Микеланджело из Мологи - страница 20
Мологжане – и так народ не очень болтливый, а тут и вовсе разговоры на пароме стихли. Каждому было понятно, что не об Иерусалиме, а о Мологе плачет дочь чуриловской помещицы, Варвара Лебедянская. И не Иуда «переселился по причине бедствия», «поселился среди язычников, и не нашел покоя», а каждый из них вынужден будет оставить свой дом, каждого из них ожидают бесконечные бедствия и мытарства.
Анатолий, пораженный красотой и величественностью плакавшей на фоне исчезающего в облаках города пророчицы, лихорадочно принялся искать в дорожной сумке припасенные для таких случаев кусочки угля. Наконец нашел, развернул на планшетке лист бумаги и принялся делать набросок – серое небо, пожирающее купола собора, развевающиеся на ветру лохмотья Сосули, опущенные вниз углы губ, возведенные к переносице брови и катящаяся по изъеденной морщинами щеке крупная одинокая слезинка…
– Во, талант! – вздохнул над его ухом молодой лейтенант НКВД Юрка Зайцев, с восторгом наблюдавший с начала и до конца, как на белом листе бумаги в считанные минуты оказались запечатленными не просто город и плакавшая старуха, но настоящее человеческое чувство, чувство безысходной трагичности происходивших событий.

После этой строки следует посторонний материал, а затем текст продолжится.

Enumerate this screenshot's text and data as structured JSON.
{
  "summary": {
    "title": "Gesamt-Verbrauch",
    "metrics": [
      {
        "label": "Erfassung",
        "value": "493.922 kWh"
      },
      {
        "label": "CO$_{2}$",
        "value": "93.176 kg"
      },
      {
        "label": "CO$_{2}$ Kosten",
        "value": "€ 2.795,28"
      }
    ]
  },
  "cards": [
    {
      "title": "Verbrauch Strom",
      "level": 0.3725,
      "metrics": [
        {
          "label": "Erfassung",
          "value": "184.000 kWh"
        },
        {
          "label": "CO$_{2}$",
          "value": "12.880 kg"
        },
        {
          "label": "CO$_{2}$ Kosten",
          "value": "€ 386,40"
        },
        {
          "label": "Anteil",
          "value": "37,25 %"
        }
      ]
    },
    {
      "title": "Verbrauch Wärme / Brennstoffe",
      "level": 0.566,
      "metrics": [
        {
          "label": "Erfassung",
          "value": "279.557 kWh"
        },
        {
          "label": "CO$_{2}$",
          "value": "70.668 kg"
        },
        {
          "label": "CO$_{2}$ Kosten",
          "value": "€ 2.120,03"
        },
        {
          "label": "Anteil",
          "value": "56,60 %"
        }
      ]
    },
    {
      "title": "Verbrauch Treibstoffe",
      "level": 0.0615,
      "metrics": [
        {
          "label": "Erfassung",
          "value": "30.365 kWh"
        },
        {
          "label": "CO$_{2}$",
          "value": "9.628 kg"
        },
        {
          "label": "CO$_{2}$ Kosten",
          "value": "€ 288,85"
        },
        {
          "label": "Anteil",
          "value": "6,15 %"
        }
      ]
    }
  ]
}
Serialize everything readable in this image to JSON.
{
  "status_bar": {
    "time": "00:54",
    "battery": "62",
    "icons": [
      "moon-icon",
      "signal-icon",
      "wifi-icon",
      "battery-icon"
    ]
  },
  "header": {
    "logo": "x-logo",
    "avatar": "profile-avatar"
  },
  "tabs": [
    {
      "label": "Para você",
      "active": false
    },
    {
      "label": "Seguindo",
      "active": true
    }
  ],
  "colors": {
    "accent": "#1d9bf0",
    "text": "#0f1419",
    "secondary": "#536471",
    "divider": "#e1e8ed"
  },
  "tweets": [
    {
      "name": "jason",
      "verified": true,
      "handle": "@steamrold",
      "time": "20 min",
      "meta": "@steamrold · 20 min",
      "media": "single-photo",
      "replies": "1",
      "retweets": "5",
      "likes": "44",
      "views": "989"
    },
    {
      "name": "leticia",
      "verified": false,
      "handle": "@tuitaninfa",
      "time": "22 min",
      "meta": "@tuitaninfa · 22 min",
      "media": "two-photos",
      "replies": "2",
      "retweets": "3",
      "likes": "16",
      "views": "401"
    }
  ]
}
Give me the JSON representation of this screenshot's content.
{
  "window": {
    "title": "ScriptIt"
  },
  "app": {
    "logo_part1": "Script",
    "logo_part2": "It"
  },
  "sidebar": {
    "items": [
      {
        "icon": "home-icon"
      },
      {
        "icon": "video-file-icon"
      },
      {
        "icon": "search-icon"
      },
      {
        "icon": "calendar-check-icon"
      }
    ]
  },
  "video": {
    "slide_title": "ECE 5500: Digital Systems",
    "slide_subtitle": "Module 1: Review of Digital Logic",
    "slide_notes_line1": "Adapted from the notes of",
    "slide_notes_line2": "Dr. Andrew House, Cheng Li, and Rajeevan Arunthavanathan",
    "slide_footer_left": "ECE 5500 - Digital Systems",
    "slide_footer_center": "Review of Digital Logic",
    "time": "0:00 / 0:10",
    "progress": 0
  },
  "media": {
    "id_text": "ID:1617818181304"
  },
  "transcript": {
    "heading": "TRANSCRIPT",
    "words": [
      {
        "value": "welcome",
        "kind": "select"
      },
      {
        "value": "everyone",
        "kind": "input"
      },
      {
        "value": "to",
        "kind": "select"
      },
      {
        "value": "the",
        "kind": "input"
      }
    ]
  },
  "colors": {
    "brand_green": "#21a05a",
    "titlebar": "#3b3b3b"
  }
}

– Тебе бы у нас вместо фотографа работать – цены бы не было! – не то предложил он, не то просто похвалил Сутырина.
Анатолий промолчал.
Стоявшие сбоку от Сосули рыжебородый старик из Заручья и его белобрысый одетый в матросский бушлат племянник, услышав восторженную оценку чекиста, тоже подступили ближе к художнику. Племянник протянул руку к планшетке с рисунком и потрогал пальцем ее края. Старик, не отрывая глаз от рисунка, снял с головы ермолку и мелко перекрестился.
Бросив испытующий взгляд на лица первых зрителей только что рожденного шедевра, Юрка Зайцев неожиданно сам потянулся к планшетке и угрожающе потребовал от Сутырина:
– А ну, дай сюда твою мазню!
Анатолий резко оттолкнул чекиста локтем так, что тот, покачнувшись вбок, чуть не упал на палубу парома.
Мгновенно вспыхнув от обиды, Юрка потянулся было к кобуре, но в последний миг, то ли испугавшись многочисленности окружавшей его толпы, то ли еще по каким причинам, выдавил на губах улыбку и отступил в сторону.
Сосуля, до этого момента не замечавшая ни окружавших ее пассажиров парома, ни чекиста, ни художника, открыла глаза, возвращаясь к своим земным заботам, шагнула к Анатолию и будничным тоном поинтересовалась:
– Далече собрался?
– Бог даст – до Рыбинска, а дальше посмотрим.
– До Юршино подсобишь юродивой добраться?
– Чего ж не подсобить? – согласился Анатолий и, не обращая внимания на лейтенанта НКВД, закрыл створки планшетки.
Паром подходил к причалу. Юрка Зайцев, похлопав Анатолия дружески по плечу и сделав вид, что ничего особенного между ними не произошло, спрыгнул первым, когда матрос на причале еще только-только начинал заводить чалку за кнехт. Недалеко от причала юного чекиста ожидала принадлежавшая Юршинской конторе НКВД пролетка.
Остальные пассажиры, зная крутой нрав паромщика, который может и силу к нарушителям применить, дождались установки сходен и лишь затем, не толкаясь, не мешая друг другу, в порядке очереди покинули паром.
Усадив Сосулю на передок телеги, Анатолий повел лошадь под уздцы в гору.
Пенелопа тянула споро. Можно б и самому сесть, но он жалел лошадь: дорога дальняя – пусть силы экономит.
– Почто в Рыбинск-то едешь? – поинтересовалась Сосуля, едва они отделились от толпы других пассажиров.